Ghrelin is related to the hunger response, but has a very broad range of influences on many tissues and systems, including immune system activities. Inflammaging is the name given to the inflammation-focused view of the characteristic decline and dysfunction of the immune system with aging. While increased levels of inflammation occur for everyone due to immune system aging, those people who allow themselves to become overweight suffer a greater level of chronic inflammation, driven by the way in which metabolically active visceral fat tissue provokes immune activation. The research here joins all of these dots, and the scientists involved demonstrate that removing the ghrelin receptor in mice can suppress the influence of fat tissue on chronic inflammation:
"To date, ghrelin is the only known appetite-stimulating hormone. The pharmaceutical industry has been calling ghrelin 'the key to obesity' since its discovery. We investigated the impact of ghrelin signaling on adipose tissue macrophages, in order to understand the role of ghrelin signaling in obesity." Hunger stimulates ghrelin in the gut, which activates brain regions where the ghrelin receptor, growth hormone secretagogue receptor, or GHS-R, is highly expressed, triggering the hunger sensation. Ghrelin enhances appetite and increases weight gain, promoting obesity and consequent insulin resistance.
Obesity, in essence, is a condition characterized by low-grade chronic inflammation in adipose tissues. Adipose tissue serves as a major endocrine organ, secreting various hormones and cytokines which play crucial roles in normal metabolism and obesity-associated dysfunctions. Adipose tissue macrophages, or ATMs, are a major mediator of inflammation in adipose tissues, which are closely linked to insulin resistance. Macrophages are a type of white blood cells that surround and digest microbes, pathogens and other foreign substances. "Macrophages are a major mediator of inflammation in the body. Increased macrophage infiltration in adipose tissues has been shown to positively correlate with age-associated metabolic complications, neurodegenerative diseases and cardiovascular diseases."

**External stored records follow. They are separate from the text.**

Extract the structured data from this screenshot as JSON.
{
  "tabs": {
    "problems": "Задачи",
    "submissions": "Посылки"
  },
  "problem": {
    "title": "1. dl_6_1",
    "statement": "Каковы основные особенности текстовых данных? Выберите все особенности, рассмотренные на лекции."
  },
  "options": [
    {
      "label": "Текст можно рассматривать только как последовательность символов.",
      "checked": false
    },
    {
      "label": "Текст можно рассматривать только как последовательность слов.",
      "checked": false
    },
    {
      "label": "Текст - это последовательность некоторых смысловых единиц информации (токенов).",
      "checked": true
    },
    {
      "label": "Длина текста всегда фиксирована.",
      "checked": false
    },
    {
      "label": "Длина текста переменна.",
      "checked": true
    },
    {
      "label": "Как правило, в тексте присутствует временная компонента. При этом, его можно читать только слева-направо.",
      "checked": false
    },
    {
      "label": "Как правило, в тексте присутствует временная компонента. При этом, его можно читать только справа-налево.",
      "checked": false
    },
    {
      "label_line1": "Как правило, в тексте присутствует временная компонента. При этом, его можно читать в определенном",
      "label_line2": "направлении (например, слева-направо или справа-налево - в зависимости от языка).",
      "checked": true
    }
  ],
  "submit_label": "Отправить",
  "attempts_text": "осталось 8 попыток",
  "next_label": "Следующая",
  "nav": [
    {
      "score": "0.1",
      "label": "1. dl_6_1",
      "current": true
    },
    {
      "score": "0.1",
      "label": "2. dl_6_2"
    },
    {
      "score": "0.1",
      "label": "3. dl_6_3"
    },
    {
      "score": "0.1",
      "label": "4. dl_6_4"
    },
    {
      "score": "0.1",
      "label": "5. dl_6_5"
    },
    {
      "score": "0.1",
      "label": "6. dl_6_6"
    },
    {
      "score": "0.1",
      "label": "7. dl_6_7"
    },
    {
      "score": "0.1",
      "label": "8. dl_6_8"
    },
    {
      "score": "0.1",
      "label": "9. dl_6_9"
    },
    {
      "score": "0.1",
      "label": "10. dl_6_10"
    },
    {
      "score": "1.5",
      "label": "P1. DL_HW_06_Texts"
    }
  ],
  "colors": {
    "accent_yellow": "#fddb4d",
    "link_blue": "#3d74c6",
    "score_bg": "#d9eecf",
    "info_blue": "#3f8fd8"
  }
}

ATMs consist of two subsets - pro-inflammatory M1 and anti-inflammatory M2. M1-like macrophages are associated with an obese and insulin-resistant state, while M2-like macrophages are associated with a lean and insulin-sensitive state. M1-like macrophages release pro-inflammatory cytokines to inhibit insulin action in the tissues. On the other hand, M2-like macrophages release anti-inflammatory cytokines. "We have found that the GHS-R functions as a key regulator of age-associated adipose tissue inflammation. The removal of GHS-R shifts macrophages toward an anti-inflammatory state." Aging is commonly accompanied by increased fat mass and chronic low-grade inflammation, so concurrences of obesity and insulin resistance become significantly greater as people get older.

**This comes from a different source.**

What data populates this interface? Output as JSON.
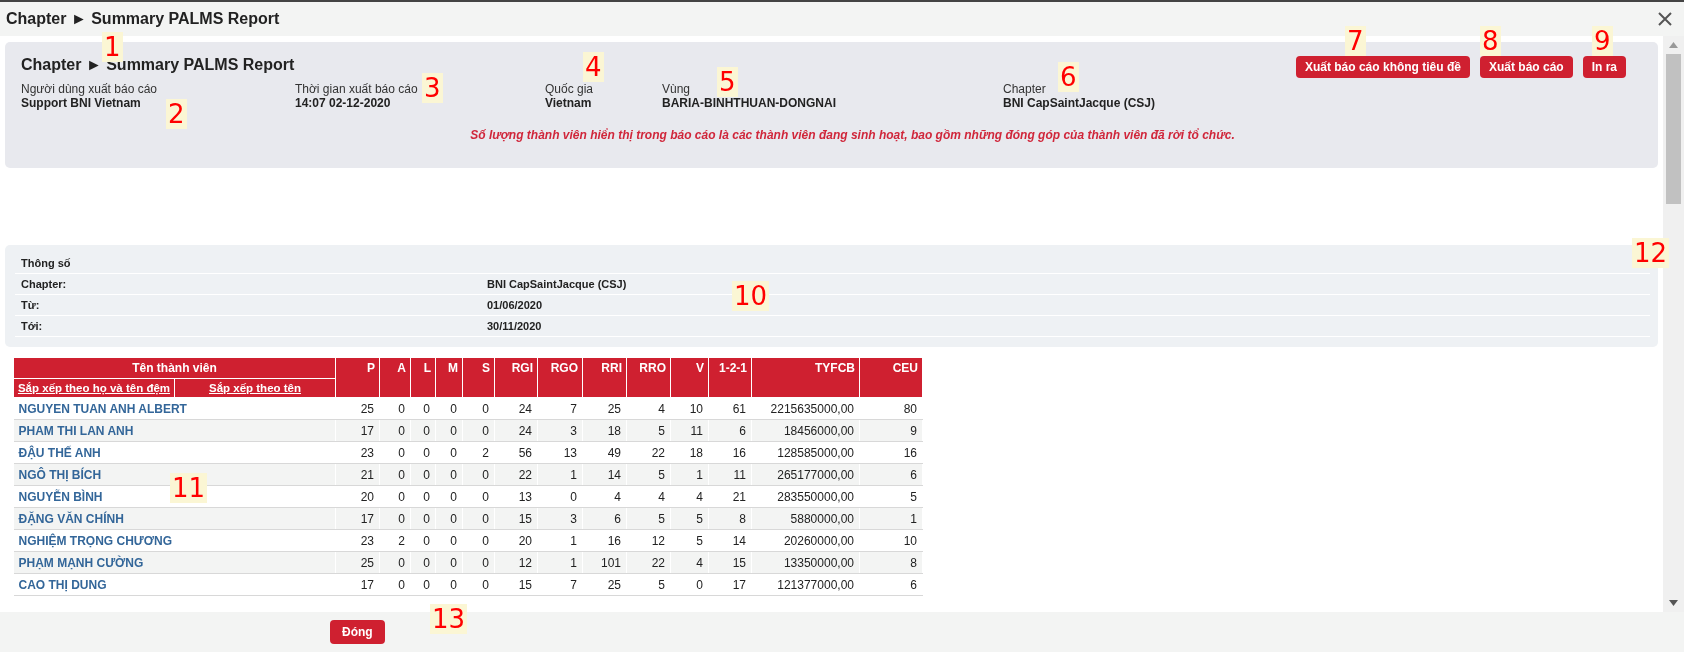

GHS-R global null mice - with the GHS-R removed in all cell types - showed a macrophage profile shifted toward the anti-inflammatory M2, exhibiting a healthier lean and insulin-sensitive phenotype. "Old mice with GHS-R deletion showed a reduction in macrophage infiltration, M1/M2 ratio and pro-inflammatory cytokine production in adipose tissues." The new findings suggest suppressing the ghrelin receptor may serve as a new therapeutic strategy for inflammation and obesity in aging. The study indicates the ghrelin receptor plays an important role in macrophages, which can have profound implications on obesity and insulin resistance. Current research using global null mice cannot determine whether the phenotype is resulted in by the effect of GHS-R in macrophages alone, however. Scientists must determine the macrophage-specific effects of GHS-R, and understand precisely how ghrelin signaling works, in order to avoid unintended side effects. The researchers are now developing new mouse models which would enable them to delete GHS-R selectively in macrophages.